As far as 'comparing' disasters, which is woefully innapriopriate, well lets compare them. What was the reposnse time for national guard troops being deployed to all the above incidents you cited? New York, less than one day. San Fran, also less than one day. LA, less than one day. How exactly does this compare to 5 days?
And bush doesnt need anyone to make him look bad. He does just fine on his own. Take some time away from the TV for a few weeks(better months), better yet, go on a vacation to see how people in other parts of the world live. Then come back and watch your TV... unfortunately, the only way for you to see that the government is failing is when it will fail you. I wish you and your family are never in a disaster so catasrophic, that you learn first hand how inept our system of social protections has become. But life is long, and you are just playing the odds if you hope, or think, it cant happen to you.

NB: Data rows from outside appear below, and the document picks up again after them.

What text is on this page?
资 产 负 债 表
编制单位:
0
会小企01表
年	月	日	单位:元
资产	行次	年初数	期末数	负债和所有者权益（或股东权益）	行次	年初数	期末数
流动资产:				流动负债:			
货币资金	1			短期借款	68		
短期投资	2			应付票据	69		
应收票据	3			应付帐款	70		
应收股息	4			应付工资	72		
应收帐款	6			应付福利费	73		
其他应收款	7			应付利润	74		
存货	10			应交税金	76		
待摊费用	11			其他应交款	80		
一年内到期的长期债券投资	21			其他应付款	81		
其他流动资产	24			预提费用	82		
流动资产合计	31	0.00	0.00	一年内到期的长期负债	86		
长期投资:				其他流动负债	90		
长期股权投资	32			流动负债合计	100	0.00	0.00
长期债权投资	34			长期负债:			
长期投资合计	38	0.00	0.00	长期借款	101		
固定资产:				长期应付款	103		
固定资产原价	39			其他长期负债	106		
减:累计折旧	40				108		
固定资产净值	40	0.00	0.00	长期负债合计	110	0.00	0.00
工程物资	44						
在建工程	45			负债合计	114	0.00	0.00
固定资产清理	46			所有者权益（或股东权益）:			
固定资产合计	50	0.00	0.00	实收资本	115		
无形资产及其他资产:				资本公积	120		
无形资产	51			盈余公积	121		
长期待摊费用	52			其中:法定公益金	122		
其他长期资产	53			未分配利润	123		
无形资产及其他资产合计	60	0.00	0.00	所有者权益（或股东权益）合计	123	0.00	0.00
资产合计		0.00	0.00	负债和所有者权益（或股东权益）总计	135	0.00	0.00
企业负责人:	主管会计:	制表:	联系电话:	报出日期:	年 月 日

This is only a test (Score:3, Insightful)
Things like water cannons and riot gear are comprehensible threats to protesters, but when the government starts using spooky technology to bring a whole crowd to its knees, genuine sixties-like political unrest will cease to be possible in this country, no matter how appropriate it might eventually become. That's when America will cease to be a "free" country. Because if people are afraid to use their supposed freedoms then they no longer really have them.